On recent project my team was responsible for developing a C++ library (header and library files). This C++ library will be used then by another teams to deliver final product. Functionality was defined by header files. We started development using (automated by CPPUnitLite) unit tests then first delivery was released.

When other teams started to call our library we discovered that some method implementations were missing! It's possible to build a binary with some methods undefined in *.cpp files as long as you are not calling them. When you call that method from source code linker will find undefined symbol.

I raised that problem on our daily stand-up meeting and got the following suggestion: we have to compare symbols stored in library files (*.a, implementation) with method signatures from public *.h files (specification).

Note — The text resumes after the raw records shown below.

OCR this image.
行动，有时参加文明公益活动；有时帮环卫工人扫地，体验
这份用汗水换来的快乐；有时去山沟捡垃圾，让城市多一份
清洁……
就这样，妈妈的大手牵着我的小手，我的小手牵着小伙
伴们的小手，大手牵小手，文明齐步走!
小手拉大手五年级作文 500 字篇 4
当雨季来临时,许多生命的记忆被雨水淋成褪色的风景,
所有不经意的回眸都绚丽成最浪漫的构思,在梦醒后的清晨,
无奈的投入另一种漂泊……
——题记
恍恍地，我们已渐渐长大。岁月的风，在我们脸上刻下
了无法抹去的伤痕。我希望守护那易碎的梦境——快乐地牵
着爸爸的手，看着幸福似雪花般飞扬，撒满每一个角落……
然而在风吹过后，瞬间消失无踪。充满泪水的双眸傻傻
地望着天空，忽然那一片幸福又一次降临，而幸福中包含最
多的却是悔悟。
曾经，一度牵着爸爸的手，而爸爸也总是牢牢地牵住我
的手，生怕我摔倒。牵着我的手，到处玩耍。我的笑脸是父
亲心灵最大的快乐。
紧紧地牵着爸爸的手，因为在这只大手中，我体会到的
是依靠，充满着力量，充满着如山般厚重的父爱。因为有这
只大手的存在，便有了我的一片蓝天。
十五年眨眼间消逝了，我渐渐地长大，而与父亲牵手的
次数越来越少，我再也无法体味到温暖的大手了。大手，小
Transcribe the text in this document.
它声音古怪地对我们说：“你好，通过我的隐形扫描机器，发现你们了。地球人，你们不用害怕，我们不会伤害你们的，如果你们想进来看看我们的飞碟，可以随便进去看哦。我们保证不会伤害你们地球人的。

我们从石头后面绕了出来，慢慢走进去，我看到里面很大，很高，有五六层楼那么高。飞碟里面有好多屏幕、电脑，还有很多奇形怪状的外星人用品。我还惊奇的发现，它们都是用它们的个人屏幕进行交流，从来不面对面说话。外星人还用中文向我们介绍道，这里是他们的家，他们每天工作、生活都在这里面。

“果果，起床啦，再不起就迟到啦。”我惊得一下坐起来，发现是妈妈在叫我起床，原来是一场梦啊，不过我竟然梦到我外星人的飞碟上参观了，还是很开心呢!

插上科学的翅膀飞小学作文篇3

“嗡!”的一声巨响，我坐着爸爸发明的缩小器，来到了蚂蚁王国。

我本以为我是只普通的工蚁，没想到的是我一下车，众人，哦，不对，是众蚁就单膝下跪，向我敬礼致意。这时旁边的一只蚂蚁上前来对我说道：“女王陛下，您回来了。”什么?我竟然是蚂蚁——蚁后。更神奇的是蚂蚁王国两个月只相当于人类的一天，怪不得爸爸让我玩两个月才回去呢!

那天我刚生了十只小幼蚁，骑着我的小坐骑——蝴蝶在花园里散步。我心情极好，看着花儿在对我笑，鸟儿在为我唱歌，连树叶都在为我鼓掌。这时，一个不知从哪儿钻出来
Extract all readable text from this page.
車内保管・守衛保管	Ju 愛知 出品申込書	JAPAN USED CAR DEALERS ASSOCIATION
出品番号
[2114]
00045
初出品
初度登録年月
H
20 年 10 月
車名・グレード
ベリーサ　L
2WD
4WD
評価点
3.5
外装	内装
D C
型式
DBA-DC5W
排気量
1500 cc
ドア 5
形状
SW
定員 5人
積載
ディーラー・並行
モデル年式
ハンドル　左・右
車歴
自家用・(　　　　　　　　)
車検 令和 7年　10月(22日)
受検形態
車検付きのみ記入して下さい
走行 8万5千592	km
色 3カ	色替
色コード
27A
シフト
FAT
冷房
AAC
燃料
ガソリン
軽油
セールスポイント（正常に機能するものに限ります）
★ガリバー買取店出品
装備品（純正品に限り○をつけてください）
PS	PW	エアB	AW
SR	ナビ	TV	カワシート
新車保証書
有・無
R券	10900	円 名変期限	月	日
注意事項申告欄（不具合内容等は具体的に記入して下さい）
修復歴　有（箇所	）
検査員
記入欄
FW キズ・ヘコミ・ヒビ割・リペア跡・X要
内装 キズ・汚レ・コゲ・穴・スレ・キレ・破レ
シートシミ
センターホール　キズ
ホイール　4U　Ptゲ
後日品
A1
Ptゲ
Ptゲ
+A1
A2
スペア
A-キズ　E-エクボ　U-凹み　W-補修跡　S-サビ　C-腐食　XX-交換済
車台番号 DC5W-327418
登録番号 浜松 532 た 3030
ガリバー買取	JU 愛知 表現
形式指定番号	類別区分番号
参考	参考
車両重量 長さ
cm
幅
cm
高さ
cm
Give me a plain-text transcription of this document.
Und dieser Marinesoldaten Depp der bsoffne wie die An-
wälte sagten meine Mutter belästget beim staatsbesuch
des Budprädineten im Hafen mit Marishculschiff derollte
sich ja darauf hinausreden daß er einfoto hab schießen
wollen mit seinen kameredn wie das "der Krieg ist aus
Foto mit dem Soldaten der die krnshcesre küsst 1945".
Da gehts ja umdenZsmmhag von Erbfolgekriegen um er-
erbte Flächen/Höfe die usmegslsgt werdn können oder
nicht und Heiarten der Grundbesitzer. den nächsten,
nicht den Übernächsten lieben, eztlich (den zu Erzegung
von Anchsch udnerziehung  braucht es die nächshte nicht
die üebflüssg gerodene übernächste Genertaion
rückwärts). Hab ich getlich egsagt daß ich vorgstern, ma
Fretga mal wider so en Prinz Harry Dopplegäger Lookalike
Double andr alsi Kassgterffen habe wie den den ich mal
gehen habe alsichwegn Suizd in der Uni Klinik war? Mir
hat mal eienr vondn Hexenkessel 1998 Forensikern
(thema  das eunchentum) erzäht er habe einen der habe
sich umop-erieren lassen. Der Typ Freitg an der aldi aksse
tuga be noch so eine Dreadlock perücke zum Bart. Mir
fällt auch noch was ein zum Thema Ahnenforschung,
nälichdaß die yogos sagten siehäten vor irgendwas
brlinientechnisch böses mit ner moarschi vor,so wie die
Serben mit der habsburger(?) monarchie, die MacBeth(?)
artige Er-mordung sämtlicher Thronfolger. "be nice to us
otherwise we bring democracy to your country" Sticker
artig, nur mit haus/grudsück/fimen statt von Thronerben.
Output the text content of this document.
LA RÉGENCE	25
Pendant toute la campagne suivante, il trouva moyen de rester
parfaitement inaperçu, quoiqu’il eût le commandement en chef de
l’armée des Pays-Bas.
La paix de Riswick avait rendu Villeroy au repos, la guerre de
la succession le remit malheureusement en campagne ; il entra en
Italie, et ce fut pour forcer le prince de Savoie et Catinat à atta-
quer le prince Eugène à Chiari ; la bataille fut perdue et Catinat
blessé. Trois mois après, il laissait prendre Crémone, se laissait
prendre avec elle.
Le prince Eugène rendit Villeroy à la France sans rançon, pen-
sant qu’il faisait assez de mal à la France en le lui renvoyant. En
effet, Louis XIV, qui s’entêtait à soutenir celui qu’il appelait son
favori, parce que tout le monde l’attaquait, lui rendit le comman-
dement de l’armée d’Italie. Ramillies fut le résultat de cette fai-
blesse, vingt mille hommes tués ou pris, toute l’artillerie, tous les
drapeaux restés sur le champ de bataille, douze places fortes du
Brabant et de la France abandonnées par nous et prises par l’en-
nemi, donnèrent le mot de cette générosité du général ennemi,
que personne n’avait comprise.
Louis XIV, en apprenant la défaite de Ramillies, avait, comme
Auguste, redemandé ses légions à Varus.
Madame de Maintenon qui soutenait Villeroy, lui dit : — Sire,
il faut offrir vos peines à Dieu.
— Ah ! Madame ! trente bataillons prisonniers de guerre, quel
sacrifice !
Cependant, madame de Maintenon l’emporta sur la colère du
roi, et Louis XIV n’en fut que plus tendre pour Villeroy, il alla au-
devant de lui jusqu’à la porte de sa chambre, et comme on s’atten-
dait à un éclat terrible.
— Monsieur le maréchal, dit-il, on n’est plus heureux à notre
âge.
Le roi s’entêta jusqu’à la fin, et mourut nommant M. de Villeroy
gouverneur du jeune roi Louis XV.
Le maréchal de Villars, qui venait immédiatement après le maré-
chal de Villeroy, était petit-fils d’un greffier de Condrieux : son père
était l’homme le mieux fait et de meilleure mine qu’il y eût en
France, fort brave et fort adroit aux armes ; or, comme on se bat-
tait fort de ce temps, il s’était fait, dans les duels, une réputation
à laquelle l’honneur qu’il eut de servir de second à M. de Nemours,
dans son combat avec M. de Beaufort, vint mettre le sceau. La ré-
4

Looks hard?

The solution

It's not very hard. First: collect all symbols from library files, strip method arguments for easier parsing:

nm -C ./path/*.a | awk '$2=="T" { sub(/\(.*/, "", $3); print $3; } '\
  | sort | uniq > $NMSYMS

Then: scan header files using some magic regular expressions and a bit of AWK programming language:

$1 == "class" {
   gsub(/:/, "", $2)
   CLASS=$2
}

/^ *}/ {
   CLASS = ""
}

/\/\*/,/\*\// {
   next
}

buffer {
   buffer = buffer " " $0
   if (/;/) {
     print_func(buffer)
     buffer = ""
   }
   next
}

function print_func(s) {

   if (s ~ /= *0 *;/) {
     # pure virtual function - skip
     return
   }
   if (s ~ /{ *}/) {
     # inline method - skip
     return
   }

   sub(/ *\(.*/, "", s);
   gsub(/\t/, "", s)
   gsub(/^ */, "", s);
   gsub(/ *[^ ][^ ]*  */, "", s);
   print CLASS "::" s
}

CLASS && /[a-zA-Z0-9] *\(/ && !/^ *\/\// && !/= *0/ && !/{$/ && !/\/\// {
   if (!/;/) {
     buffer = $0;
     next;
   }
   print_func($0)
}

Then make above script work:

awk -f scripts/scan-headers.awk api/headers/*.h | sort | uniq > $HSYMS

Now we have two files with sorted symbols that looks like those entries:

ClassName::methodName1
ClassName2::~ClassName2

Let's check if there are methods that are undefined:

diff $HSYMS $NMSYMS | grep '^<'

You will see all found cases. Voila!

Limitations

Of course, selected soultion has some limitations:

  • header files are parsed by regexp, fancy syntax (preprocessor tricks) will make it unusable
  • argument types (that count in method signature) are simply ignored

but having any results are better that have no analysis tool in place IMHO.

I found very interesting case by using this tool: an implementation for one method was defined in *.cpp file but resulting *.o file was merged into private *.a library. This way public *.a library has still this method missing! It's good to find such bug before customer do.

Conclusions

I spent over one hour on developing this micro tool, but saved many hours of manual analysis of source code and expected many bug reports (it's very easy to miss something when codebase is big).